Bradley Chubb, DE, NC State
No change with the Colts, who don’t need a quarterback and can grab the draft’s best pass-rusher. They ranked 31st in the NFL in sacks (25) last season. Chubb had 46.5 tackles for loss over the past two seasons. New defensive coordinator Matt Eberflus came over from Dallas, where Rod Marinelli and the Cowboys ran a 4-3 defense. Chubb is a great fit in a 4-3 as an edge rusher.
*Minkah Fitzpatrick, DB, Alabama
With Saquon Barkley off the board, Cleveland can fill a huge need at cornerback with the pick it acquired in the Texans’ trade up for Deshaun Watson last year. And yes, that’s where Fitzpatrick would fit with the Browns. I said in my Mock Draft 1.0 that he is the top cornerback and safety in this draft. Fitzpatrick is a big-time playmaker as a deep safety, outside corner and in the slot — he really has it all. He is a defensive coordinator’s dream.
*Sam Darnold, QB, USC
Darnold has a high ceiling, but ball security issues in 2017 — his 22 turnovers were tied for most in the FBS — raised questions. When he’s on his game, he looks like the No. 1 overall pick. Can he show consistency? I expect Denver to be part of the Kirk Cousins sweepstakes, and it could look to defense here if it lands the top free-agent quarterback. The Broncos might look very different in 2018, especially if Aqib Talib and Demaryius Thomas are released. They would have needs at several positions, including corner, safety, receiver and running back.

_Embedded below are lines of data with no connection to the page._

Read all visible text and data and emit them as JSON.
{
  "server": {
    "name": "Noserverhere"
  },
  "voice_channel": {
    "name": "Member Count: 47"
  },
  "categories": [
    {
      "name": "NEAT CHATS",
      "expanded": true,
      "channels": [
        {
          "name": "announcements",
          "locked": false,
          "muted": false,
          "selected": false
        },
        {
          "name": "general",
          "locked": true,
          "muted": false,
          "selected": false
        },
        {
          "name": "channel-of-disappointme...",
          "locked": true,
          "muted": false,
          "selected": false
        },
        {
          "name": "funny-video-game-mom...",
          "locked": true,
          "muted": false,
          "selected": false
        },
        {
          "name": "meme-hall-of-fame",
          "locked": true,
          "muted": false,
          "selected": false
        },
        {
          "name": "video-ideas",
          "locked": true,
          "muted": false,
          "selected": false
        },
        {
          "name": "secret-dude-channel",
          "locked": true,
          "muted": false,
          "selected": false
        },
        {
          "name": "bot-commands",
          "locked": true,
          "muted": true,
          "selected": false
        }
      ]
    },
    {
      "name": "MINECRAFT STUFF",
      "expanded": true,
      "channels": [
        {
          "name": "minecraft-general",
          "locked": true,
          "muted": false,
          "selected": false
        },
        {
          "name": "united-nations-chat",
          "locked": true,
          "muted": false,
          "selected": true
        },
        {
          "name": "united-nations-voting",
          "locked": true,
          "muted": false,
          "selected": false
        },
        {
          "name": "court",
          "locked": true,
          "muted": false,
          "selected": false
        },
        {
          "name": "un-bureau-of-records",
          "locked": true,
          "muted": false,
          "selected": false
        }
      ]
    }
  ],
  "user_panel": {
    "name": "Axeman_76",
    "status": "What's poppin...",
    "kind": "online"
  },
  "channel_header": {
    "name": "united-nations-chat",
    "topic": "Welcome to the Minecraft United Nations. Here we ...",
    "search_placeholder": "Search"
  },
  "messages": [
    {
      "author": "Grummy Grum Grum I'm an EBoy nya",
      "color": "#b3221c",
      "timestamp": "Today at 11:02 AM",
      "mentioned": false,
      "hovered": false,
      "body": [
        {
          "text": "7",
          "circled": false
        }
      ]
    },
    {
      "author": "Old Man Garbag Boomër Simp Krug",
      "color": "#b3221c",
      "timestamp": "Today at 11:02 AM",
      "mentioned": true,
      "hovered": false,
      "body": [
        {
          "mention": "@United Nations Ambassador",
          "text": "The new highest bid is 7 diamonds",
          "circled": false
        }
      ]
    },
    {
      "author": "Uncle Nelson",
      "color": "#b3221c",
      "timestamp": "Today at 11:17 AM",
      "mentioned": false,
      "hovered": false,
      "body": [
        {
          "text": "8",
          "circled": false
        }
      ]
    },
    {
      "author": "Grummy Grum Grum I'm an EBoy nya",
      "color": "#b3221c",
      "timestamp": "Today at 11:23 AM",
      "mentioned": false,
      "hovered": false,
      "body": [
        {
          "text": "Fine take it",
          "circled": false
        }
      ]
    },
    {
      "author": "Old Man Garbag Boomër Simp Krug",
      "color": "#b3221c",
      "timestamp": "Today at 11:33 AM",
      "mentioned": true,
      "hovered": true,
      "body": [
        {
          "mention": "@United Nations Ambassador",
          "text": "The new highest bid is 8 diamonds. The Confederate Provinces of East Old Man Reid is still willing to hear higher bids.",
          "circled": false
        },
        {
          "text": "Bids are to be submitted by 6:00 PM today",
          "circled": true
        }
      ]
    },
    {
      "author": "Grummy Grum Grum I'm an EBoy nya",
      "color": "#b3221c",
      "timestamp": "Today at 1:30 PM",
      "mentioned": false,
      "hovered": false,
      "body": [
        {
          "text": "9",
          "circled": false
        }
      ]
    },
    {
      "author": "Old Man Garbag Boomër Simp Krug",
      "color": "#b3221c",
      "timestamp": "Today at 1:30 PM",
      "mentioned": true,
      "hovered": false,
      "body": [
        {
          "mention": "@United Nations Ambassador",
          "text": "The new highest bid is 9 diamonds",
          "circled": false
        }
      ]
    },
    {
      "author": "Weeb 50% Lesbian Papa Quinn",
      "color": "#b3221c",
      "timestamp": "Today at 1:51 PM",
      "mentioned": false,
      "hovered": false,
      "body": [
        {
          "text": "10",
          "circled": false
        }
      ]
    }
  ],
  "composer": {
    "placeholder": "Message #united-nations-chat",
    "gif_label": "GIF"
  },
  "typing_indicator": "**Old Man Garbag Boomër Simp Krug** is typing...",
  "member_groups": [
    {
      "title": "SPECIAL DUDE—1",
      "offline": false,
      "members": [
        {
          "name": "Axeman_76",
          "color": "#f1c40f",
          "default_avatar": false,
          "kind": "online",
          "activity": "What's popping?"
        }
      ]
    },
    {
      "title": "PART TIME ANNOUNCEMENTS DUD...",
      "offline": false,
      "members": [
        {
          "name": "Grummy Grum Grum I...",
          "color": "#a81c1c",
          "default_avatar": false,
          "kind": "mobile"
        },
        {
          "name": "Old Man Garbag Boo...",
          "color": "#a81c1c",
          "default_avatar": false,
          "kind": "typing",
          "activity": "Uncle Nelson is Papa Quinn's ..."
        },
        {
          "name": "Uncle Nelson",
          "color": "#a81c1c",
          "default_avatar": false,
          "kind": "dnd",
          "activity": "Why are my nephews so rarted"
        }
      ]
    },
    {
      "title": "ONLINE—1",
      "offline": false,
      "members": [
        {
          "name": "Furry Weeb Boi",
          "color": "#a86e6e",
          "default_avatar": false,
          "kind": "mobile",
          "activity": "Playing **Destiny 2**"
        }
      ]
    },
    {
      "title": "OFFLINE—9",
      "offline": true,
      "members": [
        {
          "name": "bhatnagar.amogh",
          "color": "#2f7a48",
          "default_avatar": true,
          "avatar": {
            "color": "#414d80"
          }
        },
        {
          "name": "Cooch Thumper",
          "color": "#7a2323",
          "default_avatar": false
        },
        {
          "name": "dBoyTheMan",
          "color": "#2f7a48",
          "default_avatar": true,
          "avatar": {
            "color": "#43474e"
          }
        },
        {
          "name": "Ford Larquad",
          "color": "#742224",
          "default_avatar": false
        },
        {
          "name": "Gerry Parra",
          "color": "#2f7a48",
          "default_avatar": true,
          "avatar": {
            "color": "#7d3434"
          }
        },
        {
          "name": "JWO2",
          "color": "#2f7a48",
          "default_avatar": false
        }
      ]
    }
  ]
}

Baker Mayfield, QB, Oklahoma
This is another team I expect to be in on Kirk Cousins; the Jets have to add a quarterback this offseason. Bryce Petty and Christian Hackenberg aren’t long-term answers. So why Mayfield over Josh Rosen here? It’s close. Mayfield is one of the best leaders in this class, and there are still questions about Rosen’s ability to galvanize a team. Rosen has a higher ceiling, but Mayfield is ready to start in the NFL right now. I like Rosen as a pure passer, but there are also concerns about his injury history — he missed half of the 2016 season after having shoulder surgery. Mayfield, the 2017 Heisman Trophy winner, put up huge numbers for the Sooners and measured at 6-foot at the Senior Bowl. If the Jets get Cousins, cornerback is their top need.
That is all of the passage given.